This would be an easy implementation of a direct geometric solution.
1) First you need the line in a parametric form by calculating L0 and u:
say L(t) = L0 + t*u, where t is any real scalar
u is the line direction vector given by (R-Q). So, u = (x2-x1, y2-y1, z2-z1)
and L0 is Q = (x1, y1, z1).
Thus any point on the line can be generate by using some real value of t. In particular, here, L(0) gives you point Q, and L(1) gives you point R.
2) Check if line is parallel to plane (either never intersecting or completely lying in plane) i.e. if the plane normal vector n and line vector are perpendicular
if dot(n, u) == 0, that is the case
If the line is on the plane, then check if point Q (or R) is on the plane i.e it satisfies:
dot(n, Q-P) = 0 %the line between any two points on the plane is perpendicular to the normal vector.
Otherwise, the line never intersects the plane.

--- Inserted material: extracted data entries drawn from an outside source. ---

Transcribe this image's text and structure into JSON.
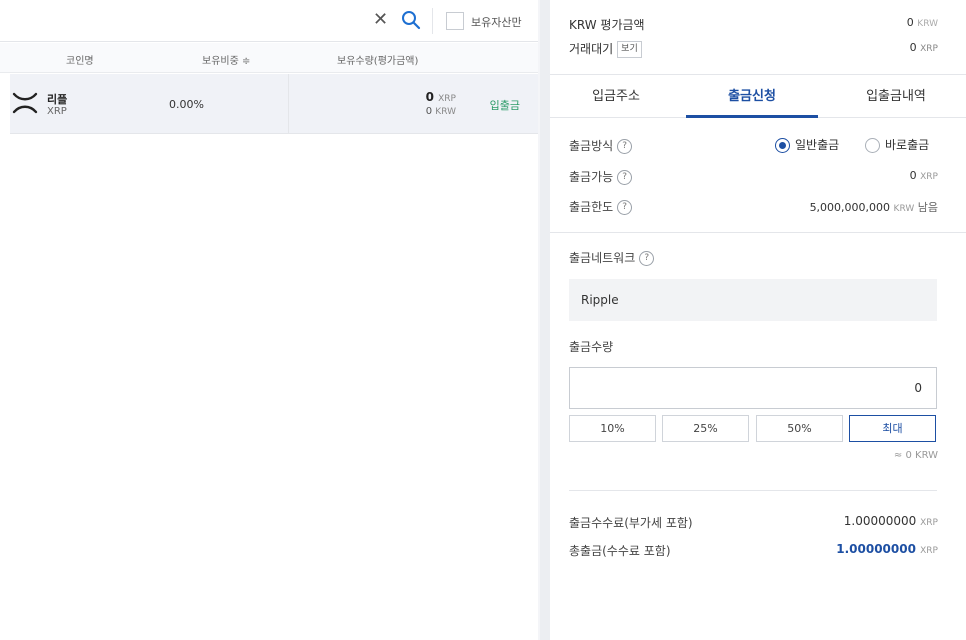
{
  "search": {
    "placeholder": "",
    "value": "",
    "clear_glyph": "✕",
    "holdings_only_label": "보유자산만"
  },
  "table": {
    "headers": {
      "coin": "코인명",
      "ratio": "보유비중 ≑",
      "quantity": "보유수량(평가금액)"
    },
    "rows": [
      {
        "name": "리플",
        "symbol": "XRP",
        "ratio": "0.00%",
        "quantity": "0",
        "quantity_unit": "XRP",
        "value": "0",
        "value_unit": "KRW",
        "action": "입출금"
      }
    ]
  },
  "summary": {
    "krw_value_label": "KRW 평가금액",
    "krw_value": "0",
    "krw_value_unit": "KRW",
    "pending_label": "거래대기",
    "view_label": "보기",
    "pending_value": "0",
    "pending_unit": "XRP"
  },
  "tabs": [
    {
      "label": "입금주소",
      "active": false
    },
    {
      "label": "출금신청",
      "active": true
    },
    {
      "label": "입출금내역",
      "active": false
    }
  ],
  "withdraw": {
    "method_label": "출금방식",
    "help_glyph": "?",
    "method_options": [
      {
        "label": "일반출금",
        "selected": true
      },
      {
        "label": "바로출금",
        "selected": false
      }
    ],
    "available_label": "출금가능",
    "available_value": "0",
    "available_unit": "XRP",
    "limit_label": "출금한도",
    "limit_value": "5,000,000,000",
    "limit_unit": "KRW",
    "limit_suffix": "남음",
    "network_label": "출금네트워크",
    "network_value": "Ripple",
    "amount_label": "출금수량",
    "amount_value": "0",
    "percent_buttons": [
      "10%",
      "25%",
      "50%",
      "최대"
    ],
    "approx_krw": "≈ 0 KRW",
    "fee_label": "출금수수료(부가세 포함)",
    "fee_value": "1.00000000",
    "fee_unit": "XRP",
    "total_label": "총출금(수수료 포함)",
    "total_value": "1.00000000",
    "total_unit": "XRP"
  },
  "colors": {
    "accent": "#1d4fa3",
    "link_green": "#2c9b68"
  }
}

3) If the line is not parallel, then it intersects the plane at one point, which can be solved for:
t_int = dot(n, P - Q) / dot (n, R - Q )
and the point is simply L(t) = L0 + t_int* u
Here's some sample code you can use to define a function:
n = [1, 1, 1];
P = [2, 3, 0];
Q = [2, .51, 1];
R = [4, 1, 1];
L0 = Q;
u = R- Q;
if dot( n, Q-P)==0
disp('Line lies in plane')
disp('Line never intersects plane')
t = dot(n, P - Q)/dot(n, u);
POI = L0 + t*u;
fprintf('Point of intersection is [%f %f %f]', POI(1), POI(2), POI(3) )